Mon indicateur m’apprend d’abord que la voie ferrée longe à peu près la route carrossable qui relie Tiflis à la Caspienne, en desservant Saganlong, Poily, Elisabethpol, Karascal, Aliat, Bakou, à travers la vallée du Koura. On ne tolère guère à un railway des « écarts de conduite. » Il doit autant que possible suivre la ligne droite. C’est ce que fait le Transgéorgien.

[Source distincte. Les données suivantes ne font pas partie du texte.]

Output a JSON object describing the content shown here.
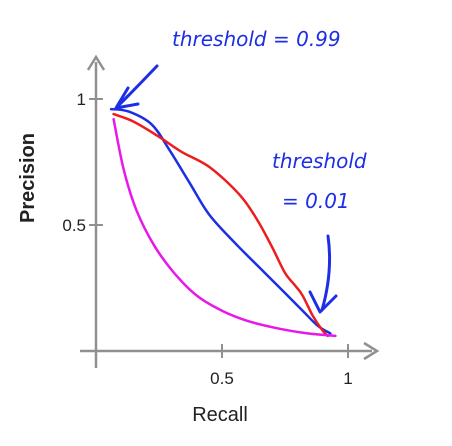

Parmi les stations qu’il met en communication, il en est une que j’aurais voulu visiter à loisir, Elisabethpol. Avant la dépêche du XXe Siècle, j’avais formé le projet d’y séjourner une semaine. En avoir lu des descriptions si attrayantes, et n’y faire halte – cinq minutes d’arrêt – qu’entre deux et trois heures du matin ! Au lieu d’une ville resplendissant sous les rayons du soleil, n’obtenir qu’un vague ensemble, confusément entrevu aux pâles clartés de la lune !

Ayant fini de piocher l’indicateur, je passe à l’examen de mes compagnons de route. À quatre, il va sans dire que nous occupons les quatre angles de ce compartiment. J’ai pris un des coins, du côté de l’entre-voie, dans le sens de la marche.

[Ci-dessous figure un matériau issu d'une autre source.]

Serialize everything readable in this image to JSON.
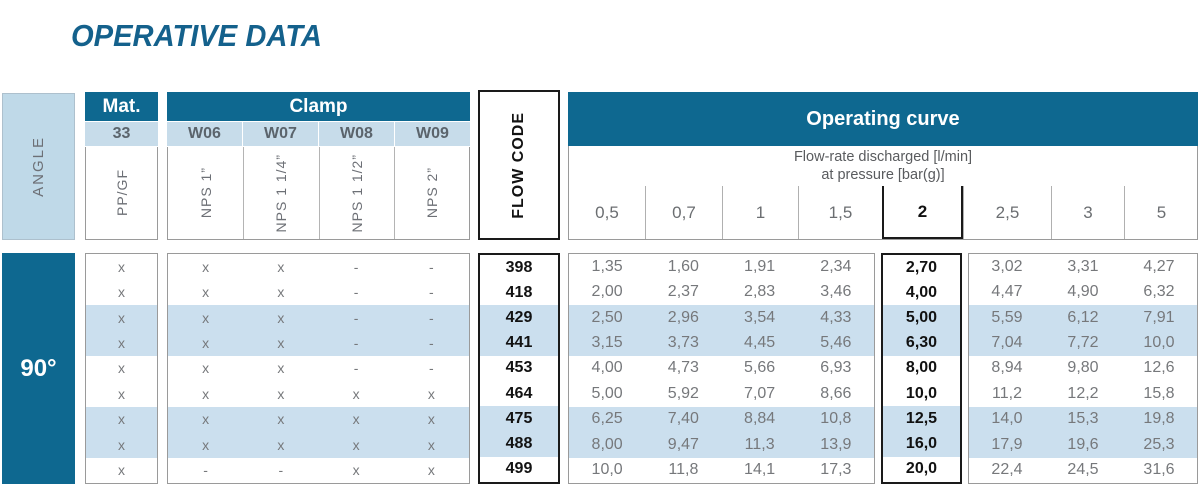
{
  "title": "OPERATIVE DATA",
  "colors": {
    "dark_blue": "#0e6890",
    "light_blue_stripe": "#cbdfee",
    "light_blue_band": "#c7dcea",
    "angle_box_blue": "#bfd9e8",
    "title_blue": "#14618c",
    "text_gray": "#76787b",
    "border_black": "#1a1a1a"
  },
  "header": {
    "angle_label": "ANGLE",
    "mat_label": "Mat.",
    "mat_code": "33",
    "mat_material": "PP/GF",
    "clamp_label": "Clamp",
    "clamp_codes": [
      "W06",
      "W07",
      "W08",
      "W09"
    ],
    "clamp_sizes": [
      "NPS 1”",
      "NPS 1 1/4”",
      "NPS 1 1/2”",
      "NPS 2”"
    ],
    "flow_code_label": "FLOW CODE",
    "operating_curve_label": "Operating curve",
    "subtitle_line1": "Flow-rate discharged [l/min]",
    "subtitle_line2": "at pressure [bar(g)]",
    "pressures": [
      "0,5",
      "0,7",
      "1",
      "1,5",
      "2",
      "2,5",
      "3",
      "5"
    ],
    "highlight_pressure": "2"
  },
  "body": {
    "angle_value": "90°",
    "stripe_row_indexes": [
      2,
      3,
      6,
      7
    ],
    "rows": [
      {
        "mat": "x",
        "clamp": [
          "x",
          "x",
          "-",
          "-"
        ],
        "code": "398",
        "values": [
          "1,35",
          "1,60",
          "1,91",
          "2,34",
          "2,70",
          "3,02",
          "3,31",
          "4,27"
        ]
      },
      {
        "mat": "x",
        "clamp": [
          "x",
          "x",
          "-",
          "-"
        ],
        "code": "418",
        "values": [
          "2,00",
          "2,37",
          "2,83",
          "3,46",
          "4,00",
          "4,47",
          "4,90",
          "6,32"
        ]
      },
      {
        "mat": "x",
        "clamp": [
          "x",
          "x",
          "-",
          "-"
        ],
        "code": "429",
        "values": [
          "2,50",
          "2,96",
          "3,54",
          "4,33",
          "5,00",
          "5,59",
          "6,12",
          "7,91"
        ]
      },
      {
        "mat": "x",
        "clamp": [
          "x",
          "x",
          "-",
          "-"
        ],
        "code": "441",
        "values": [
          "3,15",
          "3,73",
          "4,45",
          "5,46",
          "6,30",
          "7,04",
          "7,72",
          "10,0"
        ]
      },
      {
        "mat": "x",
        "clamp": [
          "x",
          "x",
          "-",
          "-"
        ],
        "code": "453",
        "values": [
          "4,00",
          "4,73",
          "5,66",
          "6,93",
          "8,00",
          "8,94",
          "9,80",
          "12,6"
        ]
      },
      {
        "mat": "x",
        "clamp": [
          "x",
          "x",
          "x",
          "x"
        ],
        "code": "464",
        "values": [
          "5,00",
          "5,92",
          "7,07",
          "8,66",
          "10,0",
          "11,2",
          "12,2",
          "15,8"
        ]
      },
      {
        "mat": "x",
        "clamp": [
          "x",
          "x",
          "x",
          "x"
        ],
        "code": "475",
        "values": [
          "6,25",
          "7,40",
          "8,84",
          "10,8",
          "12,5",
          "14,0",
          "15,3",
          "19,8"
        ]
      },
      {
        "mat": "x",
        "clamp": [
          "x",
          "x",
          "x",
          "x"
        ],
        "code": "488",
        "values": [
          "8,00",
          "9,47",
          "11,3",
          "13,9",
          "16,0",
          "17,9",
          "19,6",
          "25,3"
        ]
      },
      {
        "mat": "x",
        "clamp": [
          "-",
          "-",
          "x",
          "x"
        ],
        "code": "499",
        "values": [
          "10,0",
          "11,8",
          "14,1",
          "17,3",
          "20,0",
          "22,4",
          "24,5",
          "31,6"
        ]
      }
    ]
  }
}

Aux deux angles opposés, deux voyageurs sont assis en face l’un de l’autre. À peine montés, le bonnet enfoncé sur les yeux, ils se sont enveloppés de leurs couvertures, – des Géorgiens, autant que j’ai pu le deviner. Mais ils appartiennent à cette race spéciale et privilégiée des dormeurs en railway, et ne se réveilleront pas avant l’arrivée à Bakou. Rien à tirer de ces gens-là ; le wagon n’est pas une voiture pour eux, c’est un lit.

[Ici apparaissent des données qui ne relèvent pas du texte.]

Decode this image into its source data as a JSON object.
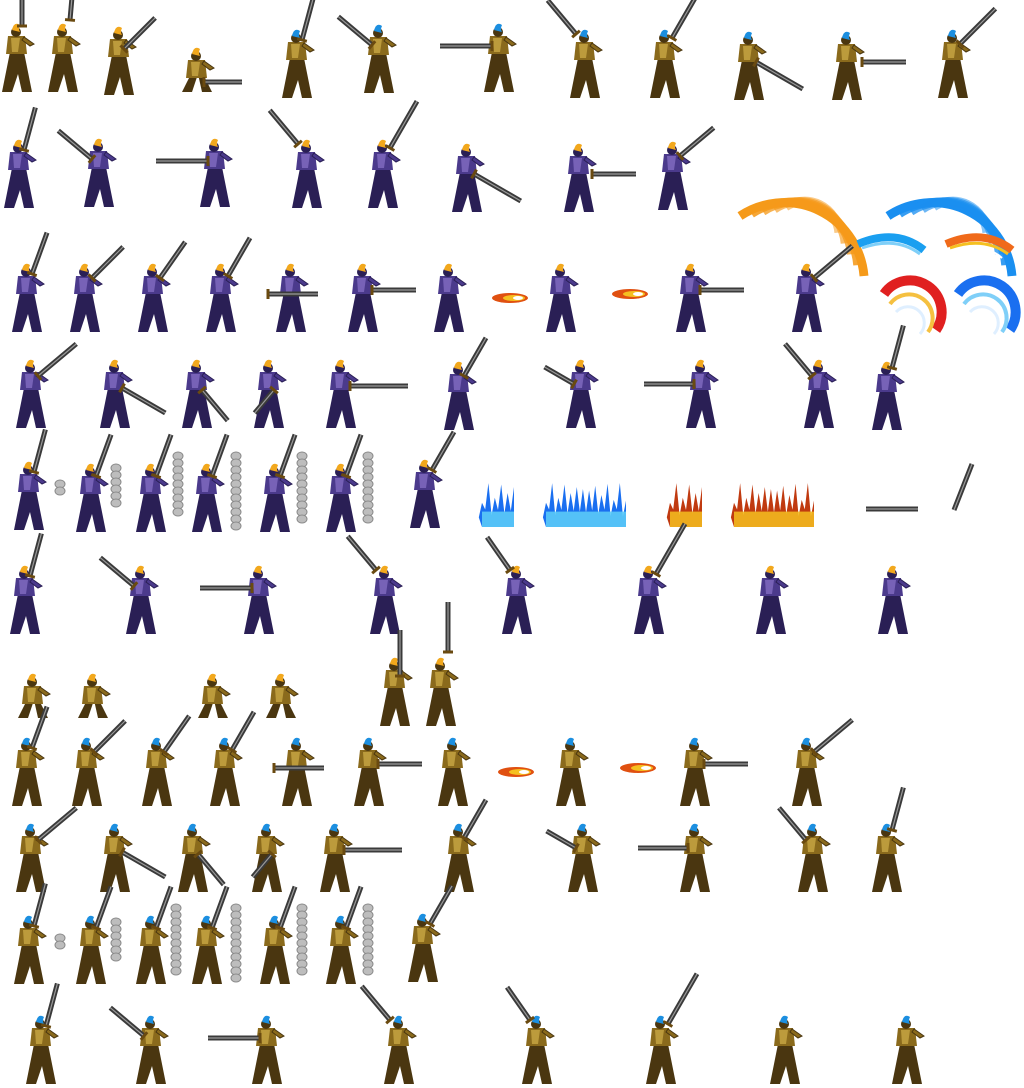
{
  "sheet": {
    "background": "#ffffff",
    "colors": {
      "armor_purple": "#4b3a8c",
      "armor_purple_dark": "#2a1f55",
      "armor_purple_light": "#8a74c9",
      "armor_gold": "#8a6a1c",
      "armor_gold_dark": "#4a3610",
      "armor_gold_light": "#d2b04a",
      "hair_orange": "#f2a81d",
      "hair_blue": "#1c8fe0",
      "blade": "#3a3a3a",
      "blade_edge": "#9a9a9a",
      "slash_orange": "#f59a1a",
      "slash_blue": "#1a8ff0",
      "flame_blue": "#1aa3f0",
      "flame_orange": "#f5a01a",
      "smoke": "#bdbdbd"
    }
  }
}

Devant moi, un type tout différent et qui n’a rien d’oriental : trente-deux à trente-cinq ans, figure à barbiche roussâtre, regard très vif, nez de chien d’arrêt, bouche qui ne demande qu’à parler, mains familières, prêtes à toutes les étreintes ; un homme grand, vigoureux, large d’épaules, puissant de torse. À la manière dont il s’est disposé, après avoir rangé son sac de voyage et débouclé son tartan à couleurs voyantes, j’ai reconnu le « traveller » anglo-saxon, habitué aux longs déplacements, plus souvent à bord des trains ou des paquebots que dans le confort sédentaire de son « home », en admettant qu’il ait un home. Ce doit être un voyageur de commerce. J’observe qu’il étale force bijoux, bagues aux doigts, épingle à la cravate, boutons aux manchettes avec vues photographiques, breloques tapageuses à la chaîne de son gilet. Bien qu’il n’ait pas de boucles aux oreilles ni d’anneau au nez, je ne serais pas surpris que ce fût un Américain, – je dirai plus, un Yankee.

Voilà mon affaire. Apprendre ce que sont mes compagnons de voyage, d’où ils viennent, où ils vont, n’est-ce pas un devoir de reporter, qui nécessite certaines interviews ? Je vais donc commencer par mon voisin d’en face. Cela ne sera pas difficile, j’imagine. Il ne songe ni à dormir ni à contempler le paysage que les derniers rayons du soleil couchant éclairent encore.